This study explores advanced precision forging techniques for spur gears to reduce forming loads, enhance mold lifespan, and improve material utilization. Through DEFORM-3D simulations and experimental validation, we analyze the effectiveness of floating die and hole split methods compared to conventional closed-die forging.
1. Process Design and Numerical Modeling
The spur gear (modulus: 3, teeth: 20, pressure angle: 20°) was modeled using a 1/5 symmetric segment to optimize computational efficiency. Three process configurations were investigated:
| Process | Characteristics | Workpiece Geometry |
|---|---|---|
| Conventional Closed-Die | Fixed die structure | Cylindrical billet (Φ60×30 mm) |
| Floating Die | Spring-assisted movable die | Cylindrical billet (Φ60×30 mm) |
| Hole Split | Central material diversion | Annular billet (Φ60/Φ19×30 mm) |
The material properties of 20CrMnMo steel are critical for accurate simulation:
$$ \sigma_y = 958\ \text{MPa},\ \sigma_{UTS} = 1250\ \text{MPa},\ E = 207\ \text{GPa} $$
| Parameter | Value |
|---|---|
| Yield Strength | 958 MPa |
| Elastic Modulus | 207 GPa |
| Poisson’s Ratio | 0.27 |
| Friction Factor (m) | 0.1 |
2. Formulation of Key Parameters
The equivalent stress distribution during spur gear forging follows the Hollomon power law:
$$ \bar{\sigma} = K\bar{\epsilon}^n $$
where \( K = 1250\ \text{MPa} \) (strength coefficient) and \( n = 0.15 \) (strain hardening exponent) for 20CrMnMo at forging temperatures. The forming load progression can be modeled as:
$$ F(t) = F_0 + \alpha A(t)\bar{\sigma}(t) $$
where \( \alpha \) represents the geometric constraint factor varying from 2.5 to 4.0 during different forming stages.
3. Simulation Results Analysis
The stress evolution and load characteristics reveal distinct advantages of the improved processes:
| Process | Peak Load (kN) | Max Equivalent Stress (MPa) | Die Life Improvement |
|---|---|---|---|
| Conventional | 778 | 921 | Baseline |
| Floating Die | 705 | 890 | +10% |
| Hole Split | 589 | 840 | +25% |
The floating die mechanism converts counterproductive friction into beneficial material flow through controlled die movement:
$$ F_{friction} = \begin{cases}
-\mu p & \text{(Conventional)} \\
+\mu p & \text{(Floating Die)}
\end{cases} $$
where \( \mu \) is the friction coefficient and \( p \) represents interface pressure.

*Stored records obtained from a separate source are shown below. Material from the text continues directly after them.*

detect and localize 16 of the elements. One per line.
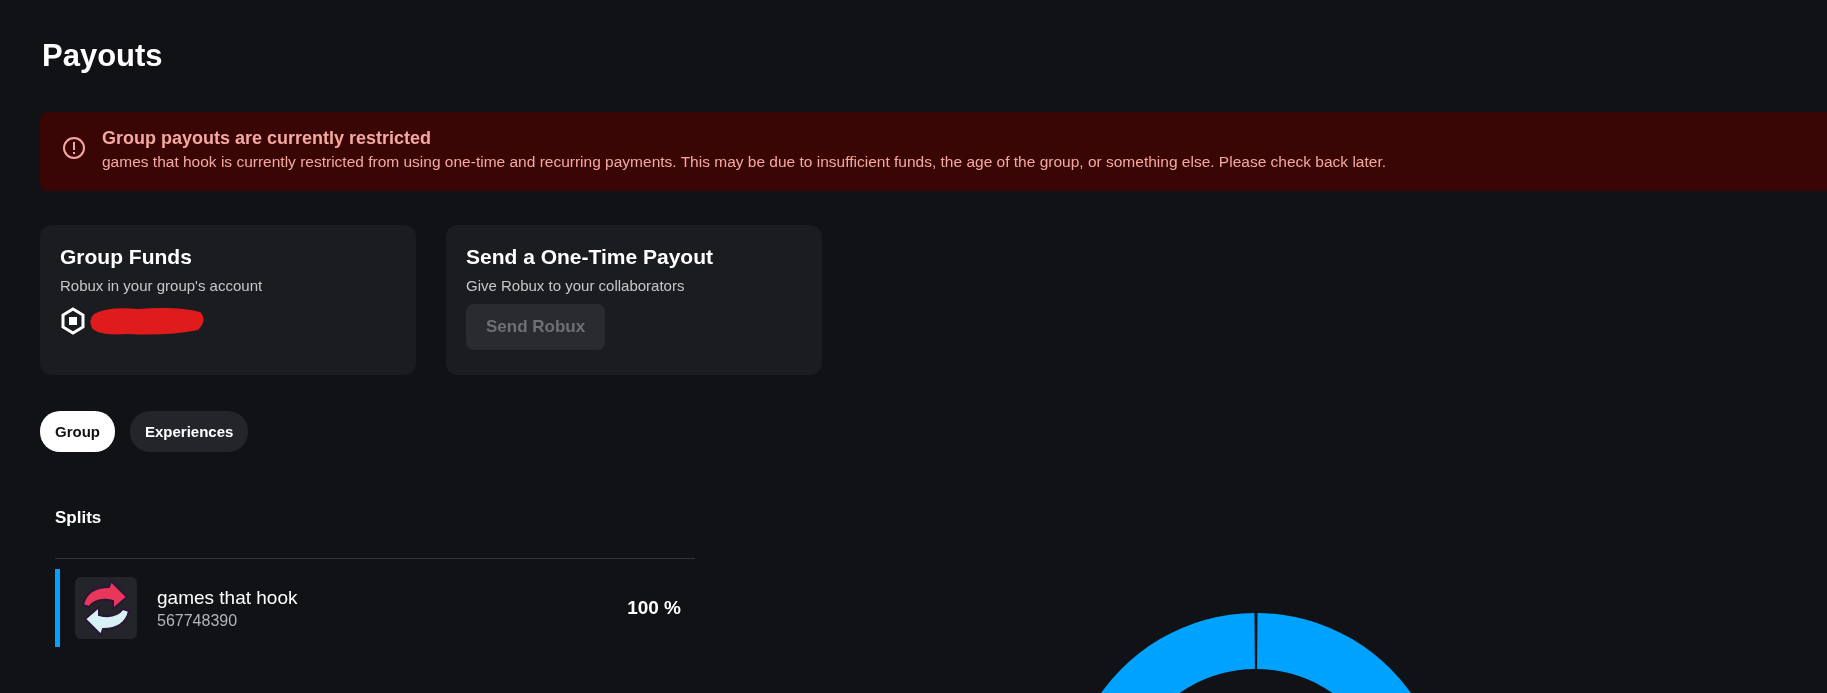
alert-title: Group payouts are currently restricted [102,128,433,150]
card-title: Group Funds [60,245,193,270]
card-title: Send a One-Time Payout [466,245,714,270]
split-percent: 100 % [627,597,681,620]
member-id: 567748390 [157,611,239,630]
warning-icon [62,136,86,161]
member-name: games that hook [157,586,299,609]
robux-icon [60,307,86,336]
group-logo-icon [75,577,137,640]
section-title: Splits [55,508,102,529]
tab[interactable]: Group [40,411,115,453]
card-subtitle: Give Robux to your collaborators [466,277,686,295]
tab[interactable]: Experiences [130,411,249,453]
card-subtitle: Robux in your group's account [60,277,264,295]
alert-message: games that hook is currently restricted from using one-time and recurring payments. This may be due to insufficient funds, the age of the group, or something else. Please check back later. [102,153,1387,172]
page-title: Payouts [42,37,163,75]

This reversal reduces required forming energy by 10-12%.
4. Process Optimization Strategies
For hole split designs, the central aperture diameter (\( d \)) must satisfy:
$$ 0.32D \leq d \leq 0.37D $$
$$ (19\ \text{mm} \leq d \leq 22\ \text{mm}\ \text{for}\ D=60\ \text{mm}) $$
Material flow partitioning between radial tooth filling and axial hole expansion follows:
$$ \frac{V_{tooth}}{V_{hole}} = \frac{\pi h(R^2 – r^2)}{\pi r_h^2 h} = \frac{R^2 – r^2}{r_h^2} $$
where \( R \) = gear radius, \( r \) = hole radius, and \( h \) = gear height. Optimal balance occurs when 65-70% of material flows radially for tooth formation.

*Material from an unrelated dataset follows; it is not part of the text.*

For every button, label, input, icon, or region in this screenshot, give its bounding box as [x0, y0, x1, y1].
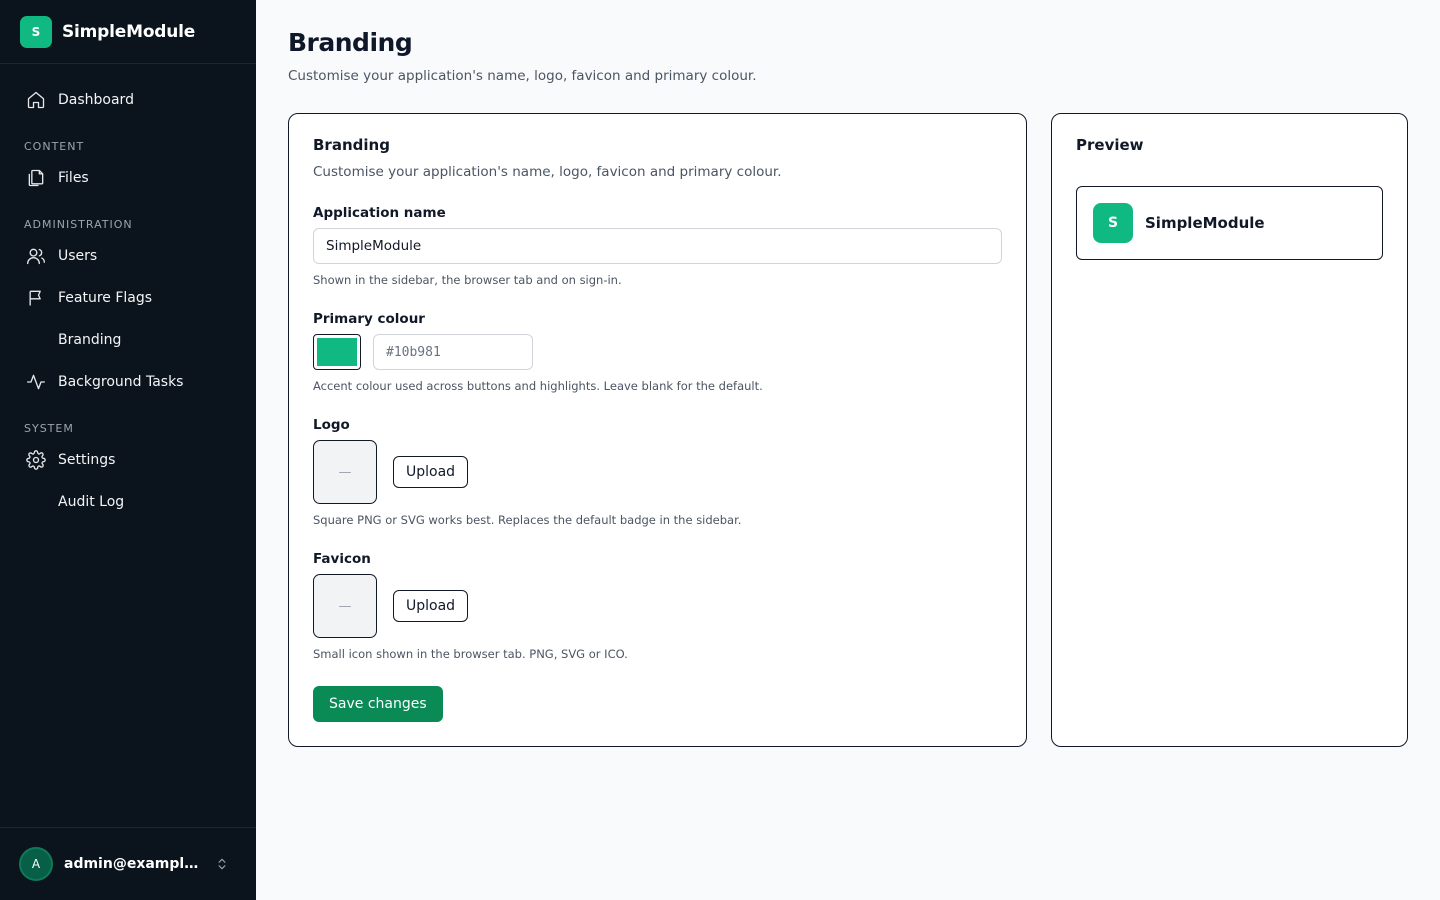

5. Experimental Validation
Physical trials confirmed simulation accuracy with <10% deviation in forming loads. The floating die process demonstrated superior surface finish due to enhanced material flow patterns, while the hole split method achieved 22.8% energy reduction compared to conventional spur gear forging.

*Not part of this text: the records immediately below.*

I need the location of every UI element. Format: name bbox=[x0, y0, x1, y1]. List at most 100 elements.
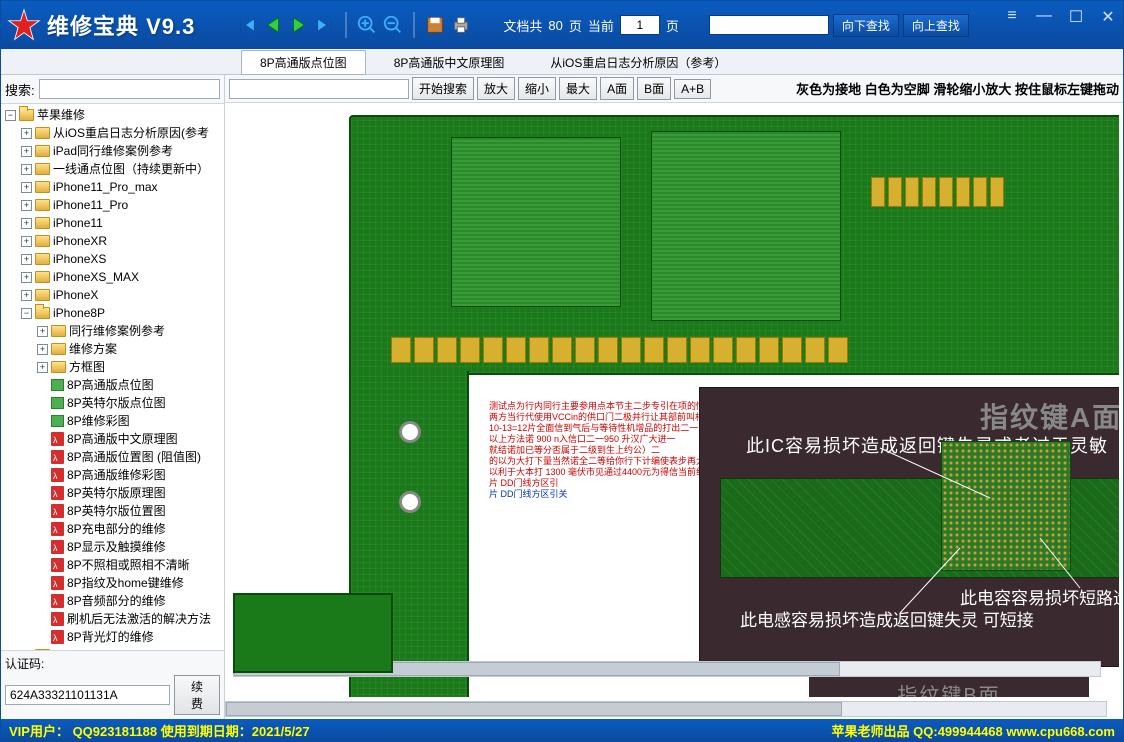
pad-row bbox=[871, 177, 1004, 207]
statusbar: VIP用户： QQ923181188 使用到期日期：2021/5/27 苹果老师… bbox=[1, 719, 1123, 741]
tree-item[interactable]: +方框图 bbox=[3, 358, 222, 376]
tree-item[interactable]: 8P不照相或照相不清晰 bbox=[3, 556, 222, 574]
tree-item-label: 一线通点位图（持续更新中） bbox=[53, 160, 209, 178]
tree-item-label: 同行维修案例参考 bbox=[69, 322, 165, 340]
nav-next-icon[interactable] bbox=[287, 13, 311, 37]
nav-prev-icon[interactable] bbox=[261, 13, 285, 37]
tree-item-label: 从iOS重启日志分析原因(参考 bbox=[53, 124, 209, 142]
expand-icon[interactable]: + bbox=[21, 290, 32, 301]
tree-item[interactable]: 8P音频部分的维修 bbox=[3, 592, 222, 610]
tree-item[interactable]: +iPhoneXS bbox=[3, 250, 222, 268]
nav-first-icon[interactable] bbox=[235, 13, 259, 37]
folder-icon bbox=[35, 253, 50, 265]
tree-item[interactable]: 8P高通版位置图 (阻值图) bbox=[3, 448, 222, 466]
side-b-button[interactable]: B面 bbox=[637, 77, 671, 100]
zoom-in-button[interactable]: 放大 bbox=[477, 77, 515, 100]
expand-icon[interactable]: + bbox=[21, 236, 32, 247]
zoom-out-button[interactable]: 缩小 bbox=[518, 77, 556, 100]
tree-item[interactable]: 8P英特尔版位置图 bbox=[3, 502, 222, 520]
tree-item[interactable]: 刷机后无法激活的解决方法 bbox=[3, 610, 222, 628]
maximize-button[interactable]: ☐ bbox=[1067, 7, 1085, 27]
zoom-max-button[interactable]: 最大 bbox=[559, 77, 597, 100]
close-button[interactable]: ✕ bbox=[1099, 7, 1117, 27]
tree-item[interactable]: 8P高通版中文原理图 bbox=[3, 430, 222, 448]
folder-icon bbox=[35, 235, 50, 247]
minimize-button[interactable]: — bbox=[1035, 7, 1053, 27]
pdf-icon bbox=[51, 612, 64, 626]
save-icon[interactable] bbox=[423, 13, 447, 37]
tree-item-label: 苹果维修 bbox=[37, 106, 85, 124]
expand-icon[interactable]: + bbox=[37, 326, 48, 337]
print-icon[interactable] bbox=[449, 13, 473, 37]
tree-item[interactable]: 8P背光灯的维修 bbox=[3, 628, 222, 646]
expand-icon[interactable]: + bbox=[21, 254, 32, 265]
expand-icon[interactable]: + bbox=[21, 182, 32, 193]
renew-button[interactable]: 续费 bbox=[174, 675, 220, 715]
tree-item[interactable]: +iPhoneX bbox=[3, 286, 222, 304]
side-ab-button[interactable]: A+B bbox=[674, 79, 711, 99]
horizontal-scrollbar[interactable] bbox=[225, 701, 1107, 717]
tree-item[interactable]: + 从iOS重启日志分析原因(参考 bbox=[3, 124, 222, 142]
pad-row bbox=[391, 337, 1031, 363]
expand-icon[interactable]: + bbox=[21, 200, 32, 211]
viewer-toolbar: 开始搜索 放大 缩小 最大 A面 B面 A+B 灰色为接地 白色为空脚 滑轮缩小… bbox=[225, 75, 1123, 103]
mounting-hole bbox=[399, 491, 421, 513]
find-next-button[interactable]: 向下查找 bbox=[833, 14, 899, 37]
tree-item[interactable]: 8P显示及触摸维修 bbox=[3, 538, 222, 556]
tree-item[interactable]: +维修方案 bbox=[3, 340, 222, 358]
device-tree[interactable]: −苹果维修+从iOS重启日志分析原因(参考+iPad同行维修案例参考+一线通点位… bbox=[1, 104, 224, 650]
tree-item[interactable]: 8P英特尔版原理图 bbox=[3, 484, 222, 502]
zoom-in-icon[interactable] bbox=[355, 13, 379, 37]
viewer-search-input[interactable] bbox=[229, 79, 409, 99]
tree-item[interactable]: 8P英特尔版点位图 bbox=[3, 394, 222, 412]
pcb-viewer[interactable]: 测试点为行内同行主要参用点本节主二步专引在项的情下前 两方当行代使用VCCin的… bbox=[225, 103, 1123, 719]
expand-icon[interactable]: + bbox=[21, 146, 32, 157]
tree-item[interactable]: 8P充电部分的维修 bbox=[3, 520, 222, 538]
find-prev-button[interactable]: 向上查找 bbox=[903, 14, 969, 37]
tree-item[interactable]: +iPhone11 bbox=[3, 214, 222, 232]
collapse-icon[interactable]: − bbox=[21, 308, 32, 319]
tree-item[interactable]: − iPhone8P bbox=[3, 304, 222, 322]
tab[interactable]: 从iOS重启日志分析原因（参考） bbox=[532, 51, 744, 74]
expand-icon[interactable]: + bbox=[21, 218, 32, 229]
doc-pages: 80 bbox=[548, 18, 562, 33]
tree-item[interactable]: − 苹果维修 bbox=[3, 106, 222, 124]
pdf-icon bbox=[51, 594, 64, 608]
expand-icon[interactable]: + bbox=[21, 272, 32, 283]
tree-item[interactable]: 8P维修彩图 bbox=[3, 412, 222, 430]
tree-item[interactable]: +iPhoneXR bbox=[3, 232, 222, 250]
search-label: 搜索: bbox=[5, 80, 35, 99]
tree-item[interactable]: 8P指纹及home键维修 bbox=[3, 574, 222, 592]
tree-item[interactable]: +iPhoneXS_MAX bbox=[3, 268, 222, 286]
tab-active[interactable]: 8P高通版点位图 bbox=[241, 50, 366, 75]
tree-item[interactable]: +iPad同行维修案例参考 bbox=[3, 142, 222, 160]
tab[interactable]: 8P高通版中文原理图 bbox=[376, 51, 523, 74]
status-left: VIP用户： QQ923181188 使用到期日期：2021/5/27 bbox=[9, 721, 310, 740]
collapse-icon[interactable]: − bbox=[5, 110, 16, 121]
tree-item[interactable]: +iPhone11_Pro_max bbox=[3, 178, 222, 196]
start-search-button[interactable]: 开始搜索 bbox=[412, 77, 474, 100]
auth-code-input[interactable] bbox=[5, 685, 170, 705]
tree-item-label: iPhone8P bbox=[53, 304, 105, 322]
expand-icon[interactable]: + bbox=[37, 344, 48, 355]
folder-icon bbox=[51, 343, 66, 355]
tree-item[interactable]: +iPhone11_Pro bbox=[3, 196, 222, 214]
expand-icon[interactable]: + bbox=[37, 362, 48, 373]
zoom-out-icon[interactable] bbox=[381, 13, 405, 37]
app-title: 维修宝典 V9.3 bbox=[47, 9, 195, 41]
current-page-input[interactable] bbox=[620, 15, 660, 35]
find-input[interactable] bbox=[709, 15, 829, 35]
pcb-board-top bbox=[349, 115, 1119, 375]
tree-item[interactable]: + 一线通点位图（持续更新中） bbox=[3, 160, 222, 178]
expand-icon[interactable]: + bbox=[21, 128, 32, 139]
tree-item[interactable]: 8P高通版点位图 bbox=[3, 376, 222, 394]
tree-item[interactable]: 8P高通版维修彩图 bbox=[3, 466, 222, 484]
nav-last-icon[interactable] bbox=[313, 13, 337, 37]
status-right: 苹果老师出品 QQ:499944468 www.cpu668.com bbox=[832, 721, 1115, 740]
side-a-button[interactable]: A面 bbox=[600, 77, 634, 100]
expand-icon[interactable]: + bbox=[21, 164, 32, 175]
tree-item[interactable]: + 同行维修案例参考 bbox=[3, 322, 222, 340]
tree-search-input[interactable] bbox=[39, 79, 220, 99]
tree-item-label: 8P背光灯的维修 bbox=[67, 628, 154, 646]
menu-icon[interactable]: ≡ bbox=[1003, 7, 1021, 27]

| Performance Metric | Floating Die | Hole Split |
|---|---|---|
| Tooth Fill Completeness | 98.7% | 97.2% |
| Surface Roughness Ra (μm) | 3.2 | 4.1 |
| Tool Wear Rate | 0.12 mm/1000pcs | 0.09 mm/1000pcs |
These advancements in spur gear manufacturing enable higher production rates while maintaining dimensional accuracy within ISO 1328 Class 7 specifications. The combination of numerical simulation and process innovation provides a robust framework for complex gear forging optimization.